Como é o mundo? Que tipo de coisas acontecem nele? Como as pessoas se divertem? Essas eram perguntas que sempre se passavam na cabeça de Desmond Miles, um garoto de 13 anos que teve de viver trancafiado em uma fazenda no interior dos Estados Unidos. Ele podia ver outras crianças como ele se divertindo ao longe, enquanto crescia. Seus pais adotivos eram super-protetores. Diziam que ele seria pego se fosse embora. Mas uma pergunta lhe veio á mente. Quem seriam tais pessoas e por quê fariam isso? Jamais fizera nada na vida a não ser observar os anos se passando, em um tédio e solidão extremos. Desmond se sentia um prisioneiro, pois só tinha direito de comer, dormir, e de vez em quando brincar com alguns bonequinhos de madeira. Ele se levantou para um novo dia.

A rotina era sempre a mesma. Comer alguns cereais e legumes, no café, no almoço e no jantar. Seus pais eram hippies, e carne não era permitida. Ele se sentou no quintal, e ficou observando os filhos de um fazendeiro vizinho brincando, uns correndo atrás dos outros.
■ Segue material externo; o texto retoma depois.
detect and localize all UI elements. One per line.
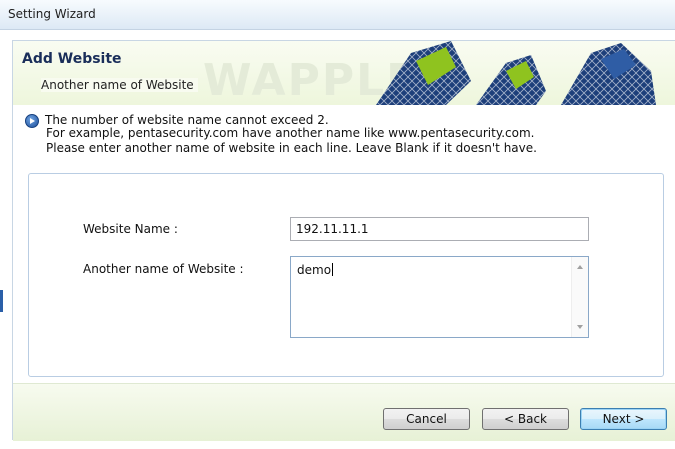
arrow-circle-icon xyxy=(25,114,39,128)
cancel-button[interactable]: Cancel xyxy=(383,408,470,430)
scroll-up-arrow-icon[interactable] xyxy=(577,265,583,269)
website-name-label: Website Name : xyxy=(83,222,178,236)
page-title: Add Website xyxy=(22,51,122,67)
alias-value: demo xyxy=(297,263,332,277)
textarea-scrollbar[interactable] xyxy=(571,257,588,337)
form-panel: Website Name : Another name of Website :… xyxy=(28,173,664,377)
alias-textarea-text: demo xyxy=(297,263,334,277)
info-line-2: For example, pentasecurity.com have anot… xyxy=(46,126,535,140)
title-bar: Setting Wizard xyxy=(0,0,675,30)
info-line-1: The number of website name cannot exceed… xyxy=(45,113,329,127)
info-line-3: Please enter another name of website in … xyxy=(46,141,537,155)
window-title: Setting Wizard xyxy=(8,7,96,21)
website-name-input[interactable] xyxy=(290,217,589,241)
wizard-frame: WAPPLES Add Website Another name of Webs xyxy=(12,40,675,441)
back-button[interactable]: < Back xyxy=(482,408,569,430)
page-subtitle: Another name of Website xyxy=(41,78,198,92)
wapples-logo-graphic xyxy=(376,41,656,105)
left-edge-accent xyxy=(0,290,3,312)
wizard-banner: WAPPLES Add Website Another name of Webs xyxy=(13,41,675,105)
text-caret xyxy=(332,263,334,276)
alias-textarea[interactable]: demo xyxy=(290,256,589,338)
scroll-down-arrow-icon[interactable] xyxy=(577,325,583,329)
setting-wizard-window: Setting Wizard WAPPLES Add Website Anoth… xyxy=(0,0,675,449)
alias-label: Another name of Website : xyxy=(83,262,244,276)
wizard-footer: Cancel < Back Next > xyxy=(13,383,675,441)
next-button[interactable]: Next > xyxy=(580,408,667,430)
Sempre que se aproximavam, os pais o levavam para dentro. Mas por falta de suprimentos, haviam saído para a cidade. Desmond se aproximou da cerca e olhou mais de perto. Não perceberam sua presença por algum tempo. Usavam uma bola e a chutavam de um lado para o outro. Passaram-se mais ou menos meia hora, até um deles arremessa-la longe demais. O objeto se aproximou da cerca, deixando Desmond curioso. Era uma bola formada por vários hexágonos, alternando entre preto e branco. Um garotinho, com mais ou menos 5 anos á menos que o pequeno assassino, veio para buscá-la. A principio, não notou a presença de Desmond, mas quando apanhou a bola, avistou-o.

-Oi!-gritou ele acenando- Quer vir jogar com agente?

-O-oi- respondeu Desmond. Desenvolvera uma certa timidez por não conversar com outras pessoas além dos pais.-Eu não posso. Meus pais não me deixam sair...

-Você pode pular a cerca. Qual o seu nome? Meu nome é Matt.

-Prazer em conhece-lo, Matt. Eu sou Desmond- ele não sabia a diferença entre falar formalmente e casualmente, arrancando algumas risadinhas dos outros meninos que se aproximavam. Ele pensou um pouco no que os pais diriam se ele saísse, mas se não soubessem, não teria problemas. Afinal, não era muito longe-Eu já vou indo!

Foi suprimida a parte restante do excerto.